Even though Mr Round Finger tends to present a positive ending in which one can choose to be what one wants, but hey isn't this conclusion IRONICALLY ANOTHER COMMAND OF THE WRITER. This logical twist may undermine a lovely message at the end of the novel, but it may show how at the end of the day if an author chooses to discuss fate and fatalism and such like in his/her novel, the author still commands, as he's the GOD of that world. Correct me if I'm wrong, but I simply don't think that there's a possibility to let characters control their own fate without the author's intervention.

Maybe (this is just my presumption, ok?) the act of writing is simply a way for a (wo)man to express his/her megalomaniac wish to become omniscient, yet pretending to be humble to erase him/herself from the text. But the humbler s/he becomes, the more insidious this will appear. Hence, I prefer the fair play whereby the author admits his/her desire to be GOD, and plays with the fate of his/her characters accordingly. (This political correctness (his/her; s/he) starts to make me tired!)

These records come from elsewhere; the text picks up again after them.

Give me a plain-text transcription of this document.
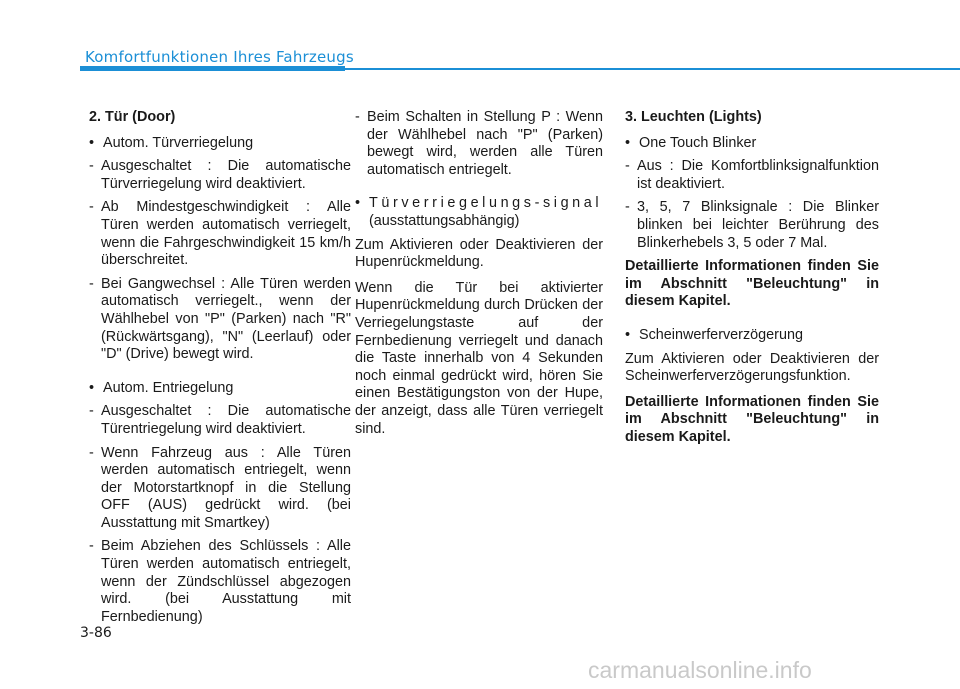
Komfortfunktionen Ihres Fahrzeugs

2. Tür (Door)

• Autom. Türverriegelung

- Ausgeschaltet : Die automatische Türverriegelung wird deaktiviert.

- Ab Mindestgeschwindigkeit : Alle Türen werden automatisch verriegelt, wenn die Fahrgeschwindigkeit 15 km/h überschreitet.

- Bei Gangwechsel : Alle Türen werden automatisch verriegelt., wenn der Wählhebel von "P" (Parken) nach "R" (Rückwärtsgang), "N" (Leerlauf) oder "D" (Drive) bewegt wird.

• Autom. Entriegelung

- Ausgeschaltet : Die automatische Türentriegelung wird deaktiviert.

- Wenn Fahrzeug aus : Alle Türen werden automatisch entriegelt, wenn der Motorstartknopf in die Stellung OFF (AUS) gedrückt wird. (bei Ausstattung mit Smartkey)

- Beim Abziehen des Schlüssels : Alle Türen werden automatisch entriegelt, wenn der Zündschlüssel abgezogen wird. (bei Ausstattung mit Fernbedienung)

- Beim Schalten in Stellung P : Wenn der Wählhebel nach "P" (Parken) bewegt wird, werden alle Türen automatisch entriegelt.

• Türverriegelungs-signal
(ausstattungsabhängig)

Zum Aktivieren oder Deaktivieren der Hupenrückmeldung.

Wenn die Tür bei aktivierter Hupenrückmeldung durch Drücken der Verriegelungstaste auf der Fernbedienung verriegelt und danach die Taste innerhalb von 4 Sekunden noch einmal gedrückt wird, hören Sie einen Bestätigungston von der Hupe, der anzeigt, dass alle Türen verriegelt sind.

3. Leuchten (Lights)

• One Touch Blinker

- Aus : Die Komfortblinksignalfunktion ist deaktiviert.

- 3, 5, 7 Blinksignale : Die Blinker blinken bei leichter Berührung des Blinkerhebels 3, 5 oder 7 Mal.

Detaillierte Informationen finden Sie im Abschnitt "Beleuchtung" in diesem Kapitel.

• Scheinwerferverzögerung

Zum Aktivieren oder Deaktivieren der Scheinwerferverzögerungsfunktion.

Detaillierte Informationen finden Sie im Abschnitt "Beleuchtung" in diesem Kapitel.

3-86
carmanualsonline.info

This is why in Calvino's If on a winter's night a traveller the burden is entrusted to readers, as readers can actually interpret and reinterpret what the writer says in whatever ways they want. Maybe the only way to 'kill' the writer is to give birth to the reader. Maybe Roland Barthes is wrong when he mentions about the death of the author, as if this figure just withered and died out of his/her own accord. No, somebody needs to 'kill' the author, deliberately and violently too!

Well, shit happens when I write reviews. I start with something, and end with another. But at least you get something, right? Or perhaps you yourself the reader need to 'kill' me first before you can get anything out of this.